The White House coronavirus task force held its first briefing in two months yesterday, and the whole tired affair was summed up nicely by Esquire's Charlie Pierce here:
The White House Task Force on the coronavirus pandemic re-emerged from its hyperbaric chamber and met the press again on Friday morning. If you watched the whole thing, you might have noticed that none of them were adhering to CDC guidelines, including wearing masks, and that HHS Secretary Alex Azar tried a little of the old okey-doke involving the Ebola outbreak in the Congo, and that Dr. Anthony Fauci now sounds like a man who has been hauling a barge through the Erie Canal. But all you really needed to see was the last question and the last answer.
Paula Reid of CBS asked this question of the Poser-in-Chief regarding the superspreader events in which his re-election campaign is now engaged. [...]
You could see Pence visibly reach the absolute frontier limits of his intellect in trying to craft an answer that was not admitting that Reid was absolutely right, and that also would keep Pence from offending the angry toddler for whom he works.
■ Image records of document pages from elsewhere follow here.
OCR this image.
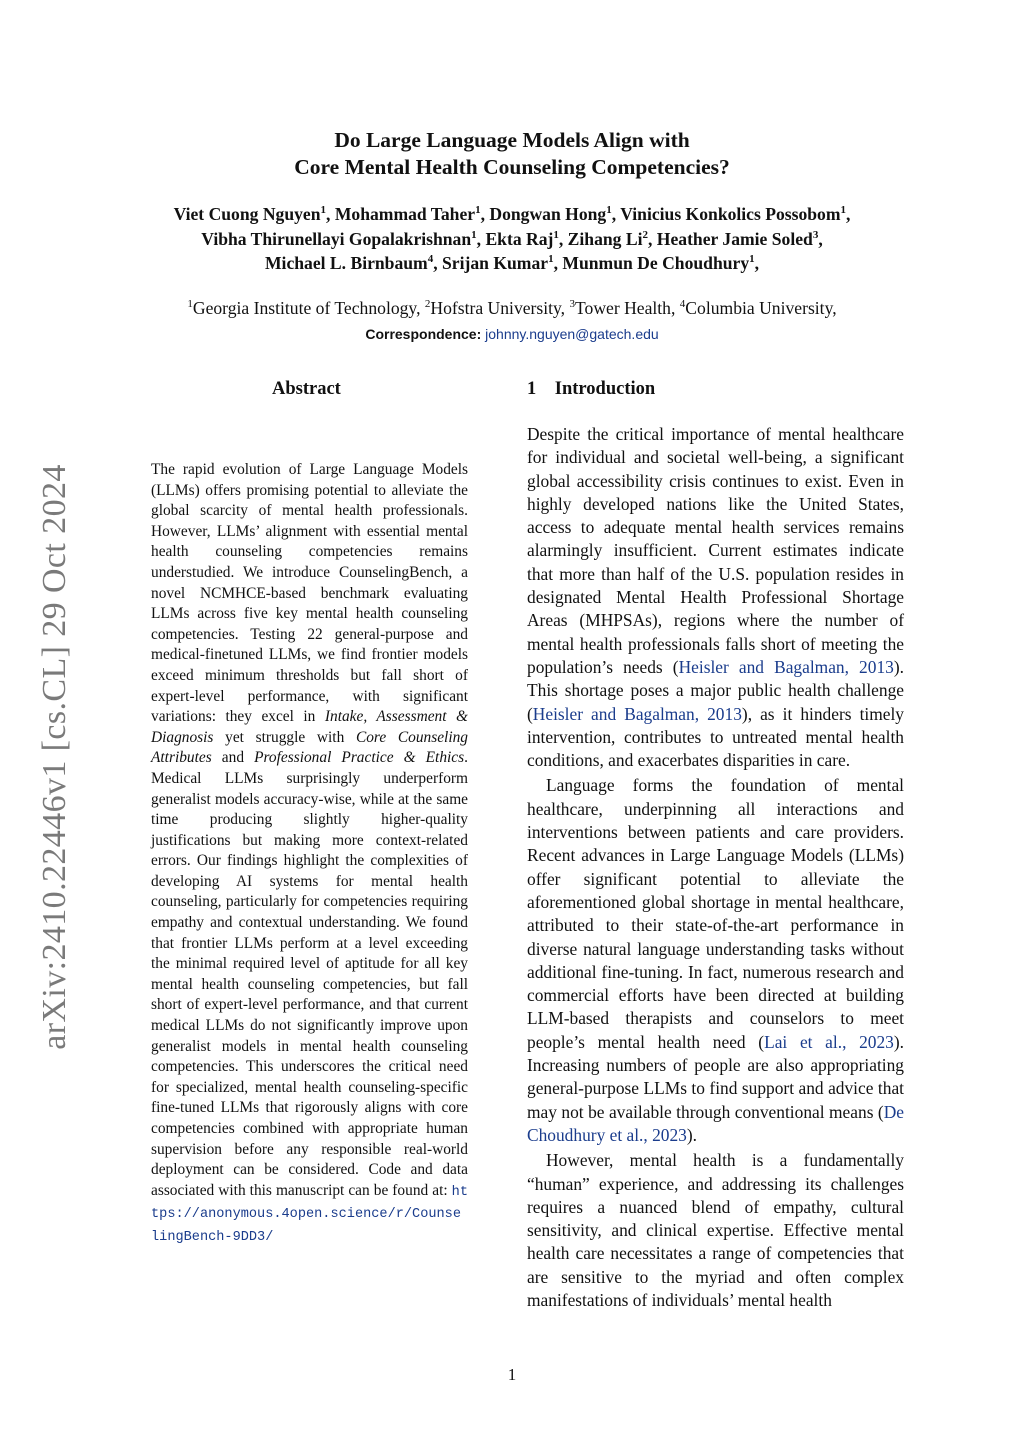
arXiv:2410.22446v1 [cs.CL] 29 Oct 2024
Do Large Language Models Align with
Core Mental Health Counseling Competencies?
Viet Cuong Nguyen$^1$, Mohammad Taher$^1$, Dongwan Hong$^1$, Vinicius Konkolics Possobom$^1$,
Vibha Thirunellayi Gopalakrishnan$^1$, Ekta Raj$^1$, Zihang Li$^2$, Heather Jamie Soled$^3$,
Michael L. Birnbaum$^4$, Srijan Kumar$^1$, Munmun De Choudhury$^1$,
$^1$Georgia Institute of Technology, $^2$Hofstra University, $^3$Tower Health, $^4$Columbia University,
Correspondence: johnny.nguyen@gatech.edu
Abstract
The rapid evolution of Large Language Models (LLMs) offers promising potential to alleviate the global scarcity of mental health professionals. However, LLMs’ alignment with essential mental health counseling competencies remains understudied. We introduce CounselingBench, a novel NCMHCE-based benchmark evaluating LLMs across five key mental health counseling competencies. Testing 22 general-purpose and medical-finetuned LLMs, we find frontier models exceed minimum thresholds but fall short of expert-level performance, with significant variations: they excel in Intake, Assessment & Diagnosis yet struggle with Core Counseling Attributes and Professional Practice & Ethics. Medical LLMs surprisingly underperform generalist models accuracy-wise, while at the same time producing slightly higher-quality justifications but making more context-related errors. Our findings highlight the complexities of developing AI systems for mental health counseling, particularly for competencies requiring empathy and contextual understanding. We found that frontier LLMs perform at a level exceeding the minimal required level of aptitude for all key mental health counseling competencies, but fall short of expert-level performance, and that current medical LLMs do not significantly improve upon generalist models in mental health counseling competencies. This underscores the critical need for specialized, mental health counseling-specific fine-tuned LLMs that rigorously aligns with core competencies combined with appropriate human supervision before any responsible real-world deployment can be considered. Code and data associated with this manuscript can be found at: https://anonymous.4open.science/r/CounselingBench-9DD3/
1 Introduction

Despite the critical importance of mental healthcare for individual and societal well-being, a significant global accessibility crisis continues to exist. Even in highly developed nations like the United States, access to adequate mental health services remains alarmingly insufficient. Current estimates indicate that more than half of the U.S. population resides in designated Mental Health Professional Shortage Areas (MHPSAs), regions where the number of mental health professionals falls short of meeting the population’s needs (Heisler and Bagalman, 2013). This shortage poses a major public health challenge (Heisler and Bagalman, 2013), as it hinders timely intervention, contributes to untreated mental health conditions, and exacerbates disparities in care.

Language forms the foundation of mental healthcare, underpinning all interactions and interventions between patients and care providers. Recent advances in Large Language Models (LLMs) offer significant potential to alleviate the aforementioned global shortage in mental healthcare, attributed to their state-of-the-art performance in diverse natural language understanding tasks without additional fine-tuning. In fact, numerous research and commercial efforts have been directed at building LLM-based therapists and counselors to meet people’s mental health need (Lai et al., 2023). Increasing numbers of people are also appropriating general-purpose LLMs to find support and advice that may not be available through conventional means (De Choudhury et al., 2023).

However, mental health is a fundamentally “human” experience, and addressing its challenges requires a nuanced blend of empathy, cultural sensitivity, and clinical expertise. Effective mental health care necessitates a range of competencies that are sensitive to the myriad and often complex manifestations of individuals’ mental health

1
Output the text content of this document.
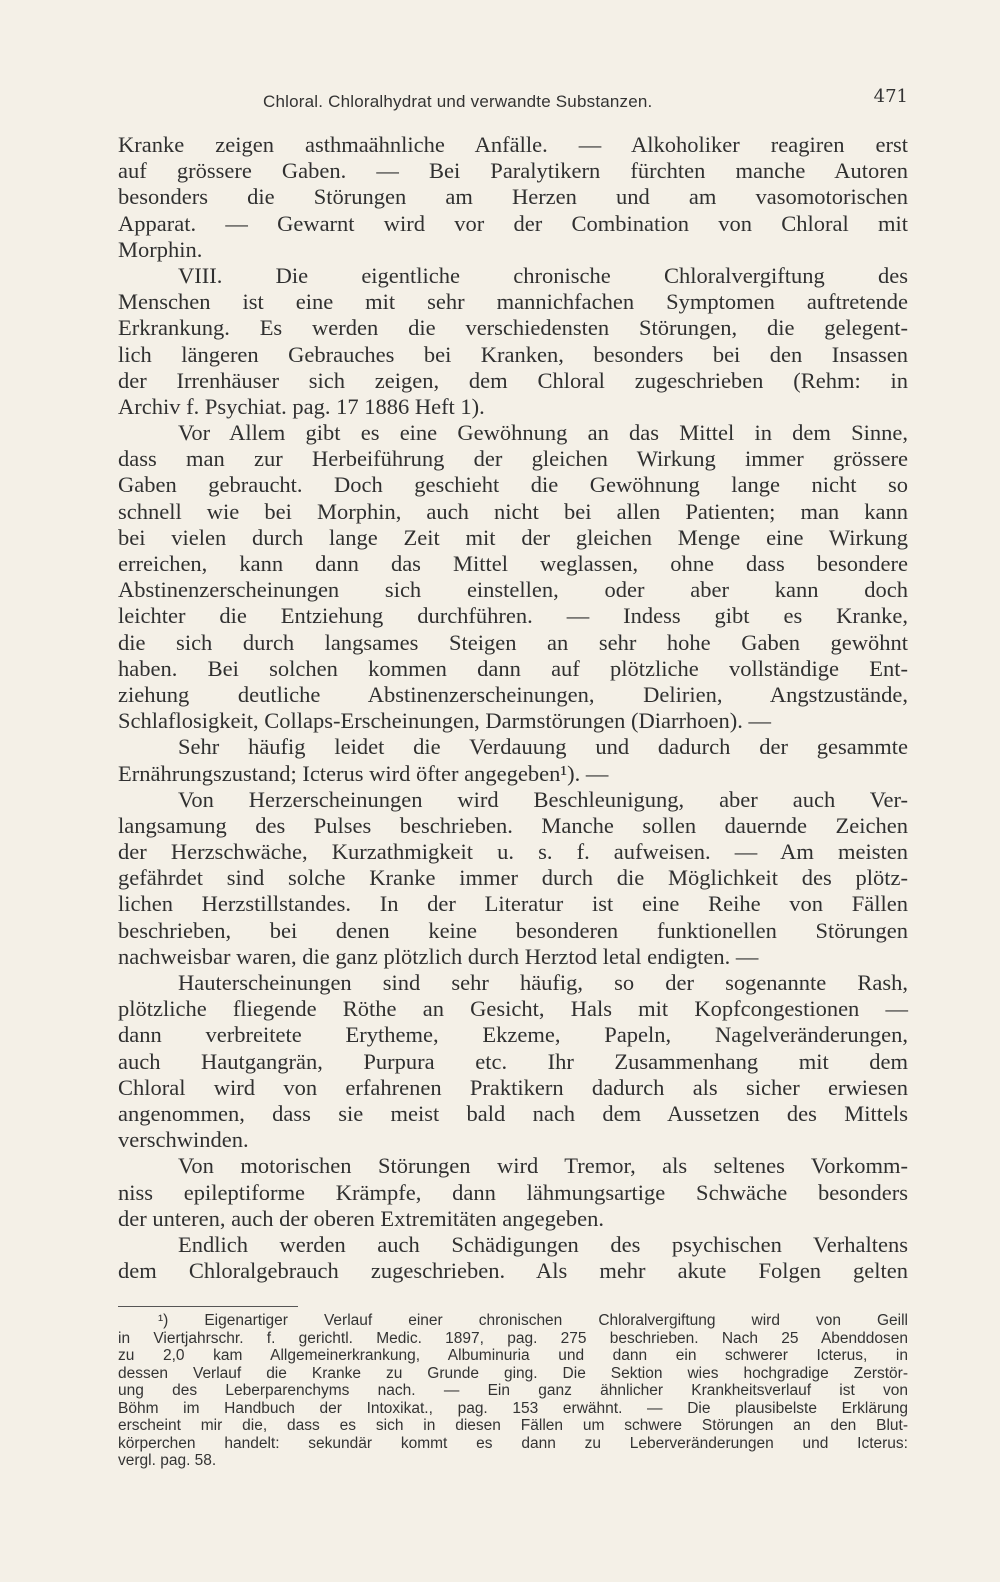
Chloral. Chloralhydrat und verwandte Substanzen.	471
Kranke zeigen asthmaähnliche Anfälle. — Alkoholiker reagiren erst
auf grössere Gaben. — Bei Paralytikern fürchten manche Autoren
besonders die Störungen am Herzen und am vasomotorischen
Apparat. — Gewarnt wird vor der Combination von Chloral mit
Morphin.
VIII. Die eigentliche chronische Chloralvergiftung des
Menschen ist eine mit sehr mannichfachen Symptomen auftretende
Erkrankung. Es werden die verschiedensten Störungen, die gelegent-
lich längeren Gebrauches bei Kranken, besonders bei den Insassen
der Irrenhäuser sich zeigen, dem Chloral zugeschrieben (Rehm: in
Archiv f. Psychiat. pag. 17 1886 Heft 1).
Vor Allem gibt es eine Gewöhnung an das Mittel in dem Sinne,
dass man zur Herbeiführung der gleichen Wirkung immer grössere
Gaben gebraucht. Doch geschieht die Gewöhnung lange nicht so
schnell wie bei Morphin, auch nicht bei allen Patienten; man kann
bei vielen durch lange Zeit mit der gleichen Menge eine Wirkung
erreichen, kann dann das Mittel weglassen, ohne dass besondere
Abstinenzerscheinungen sich einstellen, oder aber kann doch
leichter die Entziehung durchführen. — Indess gibt es Kranke,
die sich durch langsames Steigen an sehr hohe Gaben gewöhnt
haben. Bei solchen kommen dann auf plötzliche vollständige Ent-
ziehung deutliche Abstinenzerscheinungen, Delirien, Angstzustände,
Schlaflosigkeit, Collaps-Erscheinungen, Darmstörungen (Diarrhoen). —
Sehr häufig leidet die Verdauung und dadurch der gesammte
Ernährungszustand; Icterus wird öfter angegeben¹). —
Von Herzerscheinungen wird Beschleunigung, aber auch Ver-
langsamung des Pulses beschrieben. Manche sollen dauernde Zeichen
der Herzschwäche, Kurzathmigkeit u. s. f. aufweisen. — Am meisten
gefährdet sind solche Kranke immer durch die Möglichkeit des plötz-
lichen Herzstillstandes. In der Literatur ist eine Reihe von Fällen
beschrieben, bei denen keine besonderen funktionellen Störungen
nachweisbar waren, die ganz plötzlich durch Herztod letal endigten. —
Hauterscheinungen sind sehr häufig, so der sogenannte Rash,
plötzliche fliegende Röthe an Gesicht, Hals mit Kopfcongestionen —
dann verbreitete Erytheme, Ekzeme, Papeln, Nagelveränderungen,
auch Hautgangrän, Purpura etc. Ihr Zusammenhang mit dem
Chloral wird von erfahrenen Praktikern dadurch als sicher erwiesen
angenommen, dass sie meist bald nach dem Aussetzen des Mittels
verschwinden.
Von motorischen Störungen wird Tremor, als seltenes Vorkomm-
niss epileptiforme Krämpfe, dann lähmungsartige Schwäche besonders
der unteren, auch der oberen Extremitäten angegeben.
Endlich werden auch Schädigungen des psychischen Verhaltens
dem Chloralgebrauch zugeschrieben. Als mehr akute Folgen gelten
¹) Eigenartiger Verlauf einer chronischen Chloralvergiftung wird von Geill
in Viertjahrschr. f. gerichtl. Medic. 1897, pag. 275 beschrieben. Nach 25 Abenddosen
zu 2,0 kam Allgemeinerkrankung, Albuminuria und dann ein schwerer Icterus, in
dessen Verlauf die Kranke zu Grunde ging. Die Sektion wies hochgradige Zerstör-
ung des Leberparenchyms nach. — Ein ganz ähnlicher Krankheitsverlauf ist von
Böhm im Handbuch der Intoxikat., pag. 153 erwähnt. — Die plausibelste Erklärung
erscheint mir die, dass es sich in diesen Fällen um schwere Störungen an den Blut-
körperchen handelt: sekundär kommt es dann zu Leberveränderungen und Icterus:
vergl. pag. 58.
And in doing so, Pence once again proved himself to be every bit as dangerous to the health of the American public as his boss. Here's the full exchange, where Pence refused to answer Reid's question about the campaign being part of the problem in containing the spread of COVID-19 with these irresponsible MAGA rallies they're holding in some of the worst hot spots across the country.
PENCE: Well, I want to remind you again that freedom of speech and the right to peaceably assemble is in the Constitution of the U.S. And even in a health crisis, the American people don't forfeit our constitutional rights.
And, working with state officials as we did in Oklahoma and as we did in Arizona, we are creating settings where people can choose to participate in the political process, and we'll continue to do that.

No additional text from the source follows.